Scientific Reports (Jun 2023)

Machine learning algorithms for predicting days of high incidence for out-of-hospital cardiac arrest

  • Kaoru Shimada-Sammori,
  • Tadanaga Shimada,
  • Rie E. Miura,
  • Rui Kawaguchi,
  • Yasuo Yamao,
  • Taku Oshima,
  • Takehiko Oami,
  • Keisuke Tomita,
  • Koichiro Shinozaki,
  • Taka-aki Nakada

DOI
https://doi.org/10.1038/s41598-023-36270-6
Journal volume & issue
Vol. 13, no. 1
pp. 1 – 8

Abstract

Read online

Abstract Predicting out-of-hospital cardiac arrest (OHCA) events might improve outcomes of OHCA patients. We hypothesized that machine learning algorithms using meteorological information would predict OHCA incidences.

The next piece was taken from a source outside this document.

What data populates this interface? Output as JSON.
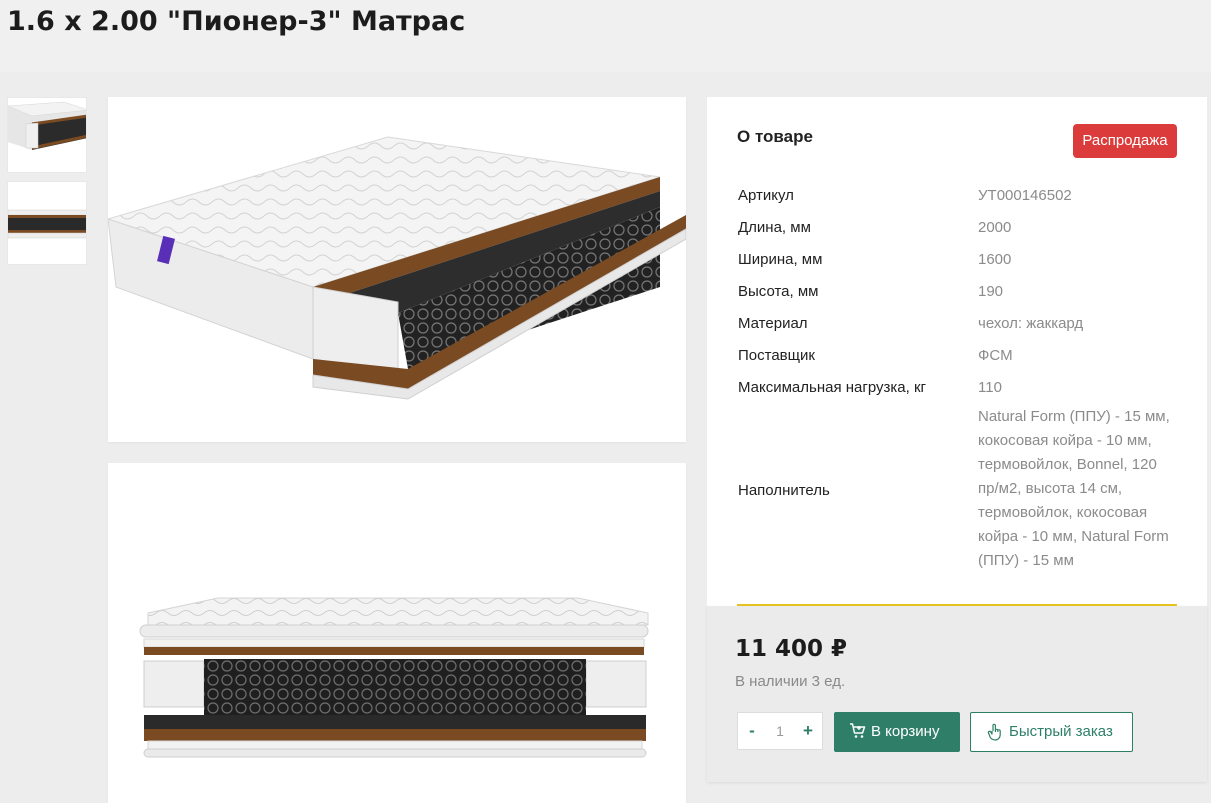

We used the Japanese population-based repository database of OHCA and weather information. The Tokyo data (2005–2012) was used as the training cohort and datasets of the top six populated prefectures (2013–2015) as the test. Eight various algorithms were evaluated to predict the high-incidence OHCA days, defined as the daily events exceeding 75% tile of our dataset, using meteorological and chronological values: temperature, humidity, air pressure, months, days, national holidays, the day before the holidays, the day after the holidays, and New Year’s holidays. Additionally, we evaluated the contribution of each feature by Shapley Additive exPlanations (SHAP) values. The training cohort included 96,597 OHCA patients. The eXtreme Gradient Boosting (XGBoost) had the highest area under the receiver operating curve (AUROC) of 0.906 (95% confidence interval; 0.868–0.944). In the test cohorts, the XGBoost algorithms also had high AUROC (0.862–0.923). The SHAP values indicated that the “mean temperature on the previous day” impacted the most on the model. Algorithms using machine learning with meteorological and chronological information could predict OHCA events accurately.